Their footsteps moved away. A car door opened. The Maybach's engine started, smooth and expensive.

Helen stood motionless. The recording continued. She didn't know how long. She didn't know anything.

The vitamins. The bottle in her bathroom cabinet, the one Duke brought her personally, the one he watched her take with that particular smile of marital concern. Four years. Four years of hoping, of testing, of crying in doctors' offices while Duke held her hand and murmured comfort. Four years of blaming herself, her body, her inadequate, working-class genes.

All of it.
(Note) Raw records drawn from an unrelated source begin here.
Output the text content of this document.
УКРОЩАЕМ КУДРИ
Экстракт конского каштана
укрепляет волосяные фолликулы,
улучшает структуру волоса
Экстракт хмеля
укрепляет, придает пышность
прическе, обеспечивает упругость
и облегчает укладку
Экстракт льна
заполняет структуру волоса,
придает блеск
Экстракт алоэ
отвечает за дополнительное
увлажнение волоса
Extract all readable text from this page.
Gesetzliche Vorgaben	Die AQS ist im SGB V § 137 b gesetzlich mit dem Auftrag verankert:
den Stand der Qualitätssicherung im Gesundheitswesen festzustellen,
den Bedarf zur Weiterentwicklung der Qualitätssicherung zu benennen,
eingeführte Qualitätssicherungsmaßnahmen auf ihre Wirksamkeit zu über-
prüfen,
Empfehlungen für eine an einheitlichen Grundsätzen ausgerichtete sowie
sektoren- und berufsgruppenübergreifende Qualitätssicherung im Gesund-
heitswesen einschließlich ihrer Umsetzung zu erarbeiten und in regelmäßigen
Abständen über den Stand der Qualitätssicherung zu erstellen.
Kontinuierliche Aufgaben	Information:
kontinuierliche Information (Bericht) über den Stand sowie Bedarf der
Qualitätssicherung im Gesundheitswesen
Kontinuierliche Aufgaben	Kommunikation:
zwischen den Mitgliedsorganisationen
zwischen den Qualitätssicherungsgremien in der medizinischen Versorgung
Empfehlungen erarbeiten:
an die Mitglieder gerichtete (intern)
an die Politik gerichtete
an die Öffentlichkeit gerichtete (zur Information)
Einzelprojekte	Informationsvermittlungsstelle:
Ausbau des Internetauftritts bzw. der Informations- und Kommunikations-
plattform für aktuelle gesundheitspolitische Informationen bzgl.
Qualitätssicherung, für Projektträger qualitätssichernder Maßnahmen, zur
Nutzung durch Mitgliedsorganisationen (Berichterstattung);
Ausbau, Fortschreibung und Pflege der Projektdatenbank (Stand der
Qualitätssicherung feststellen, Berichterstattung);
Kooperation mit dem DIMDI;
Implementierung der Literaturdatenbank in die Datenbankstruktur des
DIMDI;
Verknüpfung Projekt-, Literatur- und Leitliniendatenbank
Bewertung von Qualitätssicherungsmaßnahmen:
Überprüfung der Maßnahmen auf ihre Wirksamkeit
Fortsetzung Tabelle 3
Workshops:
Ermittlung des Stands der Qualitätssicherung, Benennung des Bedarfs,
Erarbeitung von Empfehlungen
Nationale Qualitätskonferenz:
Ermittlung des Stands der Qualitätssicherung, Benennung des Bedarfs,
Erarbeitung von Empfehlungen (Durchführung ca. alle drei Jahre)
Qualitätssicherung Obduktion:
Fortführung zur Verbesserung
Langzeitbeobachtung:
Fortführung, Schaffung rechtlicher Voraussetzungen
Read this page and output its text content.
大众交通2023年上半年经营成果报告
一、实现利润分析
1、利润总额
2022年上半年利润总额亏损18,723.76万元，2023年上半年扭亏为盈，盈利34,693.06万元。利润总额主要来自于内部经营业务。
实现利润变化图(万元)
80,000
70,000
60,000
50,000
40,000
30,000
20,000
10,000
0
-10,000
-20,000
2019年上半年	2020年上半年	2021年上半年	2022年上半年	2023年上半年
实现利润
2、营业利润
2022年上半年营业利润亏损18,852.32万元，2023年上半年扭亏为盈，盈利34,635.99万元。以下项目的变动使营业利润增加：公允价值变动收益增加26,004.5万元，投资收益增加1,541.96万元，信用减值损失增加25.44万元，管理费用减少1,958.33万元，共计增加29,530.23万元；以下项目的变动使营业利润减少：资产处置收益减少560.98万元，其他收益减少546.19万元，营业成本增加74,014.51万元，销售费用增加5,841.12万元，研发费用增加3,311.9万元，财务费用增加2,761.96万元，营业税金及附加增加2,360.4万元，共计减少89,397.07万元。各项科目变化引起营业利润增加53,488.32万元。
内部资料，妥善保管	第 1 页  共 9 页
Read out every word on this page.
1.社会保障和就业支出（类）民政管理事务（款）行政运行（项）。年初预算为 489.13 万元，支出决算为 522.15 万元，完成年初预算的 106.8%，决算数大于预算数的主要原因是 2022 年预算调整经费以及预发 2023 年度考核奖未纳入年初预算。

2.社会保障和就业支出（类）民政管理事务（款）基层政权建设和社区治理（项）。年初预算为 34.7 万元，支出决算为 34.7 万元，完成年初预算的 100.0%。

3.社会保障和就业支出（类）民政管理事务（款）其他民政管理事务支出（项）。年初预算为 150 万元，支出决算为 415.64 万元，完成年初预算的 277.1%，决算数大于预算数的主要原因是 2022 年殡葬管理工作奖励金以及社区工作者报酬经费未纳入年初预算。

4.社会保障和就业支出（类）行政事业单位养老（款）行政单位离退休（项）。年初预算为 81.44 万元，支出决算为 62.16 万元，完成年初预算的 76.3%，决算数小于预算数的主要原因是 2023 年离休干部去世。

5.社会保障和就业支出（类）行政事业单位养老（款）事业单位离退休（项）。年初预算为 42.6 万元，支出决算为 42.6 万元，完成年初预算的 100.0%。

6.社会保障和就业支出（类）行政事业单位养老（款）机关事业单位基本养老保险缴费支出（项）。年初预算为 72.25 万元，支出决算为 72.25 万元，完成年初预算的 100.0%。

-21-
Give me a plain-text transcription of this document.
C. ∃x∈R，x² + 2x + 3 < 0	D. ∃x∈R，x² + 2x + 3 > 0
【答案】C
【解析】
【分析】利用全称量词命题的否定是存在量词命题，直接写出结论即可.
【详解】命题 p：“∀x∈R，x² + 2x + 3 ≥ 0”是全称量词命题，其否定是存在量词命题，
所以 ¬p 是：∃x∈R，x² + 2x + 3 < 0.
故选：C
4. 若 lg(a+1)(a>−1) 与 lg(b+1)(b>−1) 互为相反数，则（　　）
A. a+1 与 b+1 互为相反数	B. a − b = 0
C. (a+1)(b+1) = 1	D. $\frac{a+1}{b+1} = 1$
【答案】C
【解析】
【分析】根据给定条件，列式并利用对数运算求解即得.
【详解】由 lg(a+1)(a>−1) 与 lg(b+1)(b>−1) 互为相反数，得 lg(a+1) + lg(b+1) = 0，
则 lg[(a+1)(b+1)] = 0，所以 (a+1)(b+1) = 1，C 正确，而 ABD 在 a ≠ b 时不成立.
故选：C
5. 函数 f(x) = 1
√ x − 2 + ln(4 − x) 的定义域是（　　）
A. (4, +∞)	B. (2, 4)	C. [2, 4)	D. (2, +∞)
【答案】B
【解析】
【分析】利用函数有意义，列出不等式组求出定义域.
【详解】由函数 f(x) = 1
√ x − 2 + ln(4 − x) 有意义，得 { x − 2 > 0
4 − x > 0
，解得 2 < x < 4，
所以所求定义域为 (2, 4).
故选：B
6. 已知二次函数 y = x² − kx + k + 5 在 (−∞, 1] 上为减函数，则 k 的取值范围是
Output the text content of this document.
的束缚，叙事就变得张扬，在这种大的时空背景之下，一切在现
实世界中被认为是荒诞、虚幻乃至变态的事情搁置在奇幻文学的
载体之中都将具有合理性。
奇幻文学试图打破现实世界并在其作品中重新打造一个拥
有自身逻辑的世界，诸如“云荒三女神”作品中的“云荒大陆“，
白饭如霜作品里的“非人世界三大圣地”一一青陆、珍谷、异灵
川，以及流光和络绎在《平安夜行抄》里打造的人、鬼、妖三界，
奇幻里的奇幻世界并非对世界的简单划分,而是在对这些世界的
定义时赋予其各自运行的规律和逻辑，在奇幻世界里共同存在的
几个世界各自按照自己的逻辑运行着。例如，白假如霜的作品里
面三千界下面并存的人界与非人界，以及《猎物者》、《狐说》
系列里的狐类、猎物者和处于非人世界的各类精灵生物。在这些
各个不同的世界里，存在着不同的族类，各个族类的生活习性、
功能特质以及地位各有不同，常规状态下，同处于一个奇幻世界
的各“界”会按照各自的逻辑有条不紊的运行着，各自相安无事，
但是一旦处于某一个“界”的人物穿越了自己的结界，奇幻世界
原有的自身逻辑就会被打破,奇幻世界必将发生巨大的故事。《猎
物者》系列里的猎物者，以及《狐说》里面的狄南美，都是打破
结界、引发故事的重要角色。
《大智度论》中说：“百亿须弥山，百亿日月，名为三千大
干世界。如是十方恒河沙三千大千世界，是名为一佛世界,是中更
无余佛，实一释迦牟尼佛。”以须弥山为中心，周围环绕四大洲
All of it lies.

She pressed stop. She saved the file. She encrypted it, sent it to cloud storage, to email drafts, to every digital hiding place she could access. Evidence. Proof. The documentation of her own sterilization.

Her hand found her stomach. The flat, empty, betrayed space where children should have been. Where she'd wanted them. Where he'd prevented them, systematically, deliberately, while pretending to share her grief.

The tears came. She didn't fight them. She stood in the underground garage of the Manhattan Private Medical Center and wept for the children she'd mourned, the children who'd never existed, the life she'd believed she was building.

When the tears stopped, something else remained. Something harder. Something that didn't hurt.

She opened her phone. She scrolled through contacts, past names Duke knew, past names he'd approved, to the one she'd saved three months ago under a false entry. Plumbing Emergency.

She pressed call.

"The Archimedes Group." The voice was professional, female, expensive. "How may I direct your call?"

"Helen Patterson." Her voice was steady. She didn't recognize it. "Tell him. Tell Sterling. The ultimate program. It's active."

A pause. The sound of keyboard keys. "Confirmed, Mrs. Patterson. Mr. Sterling will contact you within the hour. Is this number secure?"

"Not yet." Helen looked at her phone, at the life it represented, at the connections that were all compromised, all monitored, all his. "I'll call back from a different line. One hour."

She ended the call. She walked to her Corolla. She sat in the driver's seat and looked at her face in the rearview mirror.

The woman looking back had red eyes and tear-stained cheeks and something new in her expression. Something that looked like war.